Despite the common use of the term, I don't think of my "willpower" as an expendable resource, and mostly it just doesn't feel like one. Let's imagine Bob, who is somewhat overweight, likes to eat cake, and wants to lose weight to be more generically attractive and healthy. Bob often plans not to eat cake, but changes his mind, and then regrets it, and then decides he should indulge himself sometimes, and then decides that's just an excuse-meme, etc.
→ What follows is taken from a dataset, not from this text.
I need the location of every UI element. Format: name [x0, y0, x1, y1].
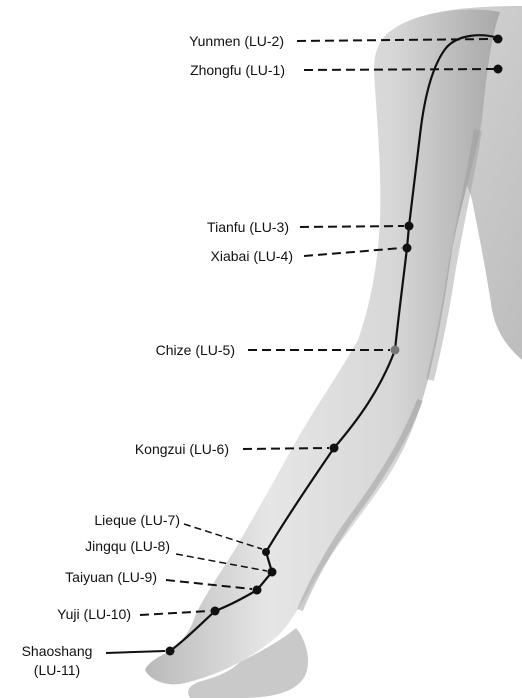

Economists and veteran LessWrong readers know this oscillation between value systems is called dynamic inconsistency (q.v. Wikipedia). We can think of Bob as oscillating between being two different idealized agents living in the same body: a WorthIt agent, and a NotWorthIt agent.
The feeling of NotWorthIt-Bob's (in)ability to control WorthIt-Bob is likely to be called "(lack of) willpower", at least by NotWorthIt-Bob, and maybe even by WorthIt-Bob. But I find the framing and langauge of "willpower" fairly unhelpful. Instead, I think NotWorthIt-Bob and WorthIt-Bob just aren't communicating well enough. They try to ignore each other's relevance, but if they could both be present at the same time and actually talk about it, like two people in a healthy relationship, maybe they'd figure something out. I'm talking about self-empathy here, which is opposite to self-sympathy: relating to emotions of yours that you are not immediately feeling. Haven't you noticed you're better at convincing people to change their minds when you actually empathize with their position during the conversation? The same applies to convincing yourself.
Don't ask "Do I have willpower?", but "Am I a dynamically consistent team?"
The task of keeping your various mental impulses working together coherently is called executive functioning. To deal with an "always eat cake" impulse, some may be lucky enough to win by simply reciting "cake isn't really that tasty anyway". A more potent technique is to practice visualizing the cake making you instantaneously grotesque and extremely ill, creating a psychological flinch-away reflex — a behavioral trigger — which will be activated on the sight of cake and intervene on the usual behavior to eat it. But such behavioral triggers can easily fail if they aren't backed up by an agreement between your WorthIt and NotWorthIt sub-agents: if you end up smelling the cake, or trying "just one bite" to be "polite" at your friend's birthday, it can make you all-of-a-sudden-remember how tasty the cake is, and destroy the trigger.
To really be prepared, Bob needs to vaccinate himself against extenuating circumstances. He needs to admit to himself that cake really is delicious, and decide whether it's worth eating without downplaying how very delicious it is. He needs to sit down with the cake, stare at it, smell it, taste three crumbs of it, and then toss it. (If possible, he should give it away. But note that, despite parentally-entrained guilt about food waste, Bob hurting himself with the cake won't help anyone else help themselves with it: starving person eats cake > no one eats cake > Bob eats cake.)
This admission corresponds to having a meeting between WorthIt-Bob and NotWorthIt-Bob: having both sets of emotions present and salient simultaneously allows them to reach a balance decisively. Maybe NotWorthIt-Bob will decide that eating exactly one slice of cake-or-equivalent tasty food every two weeks really is worth it, and keep a careful log to ensure this happens. Maybe WorthIt-Bob will approve of the cake-is-poison meditation techniques and actually change his mind. Maybe Bob will become one person who consistently values his health and appearance over spurious taste sensations.
Or maybe not. But it sure works for me.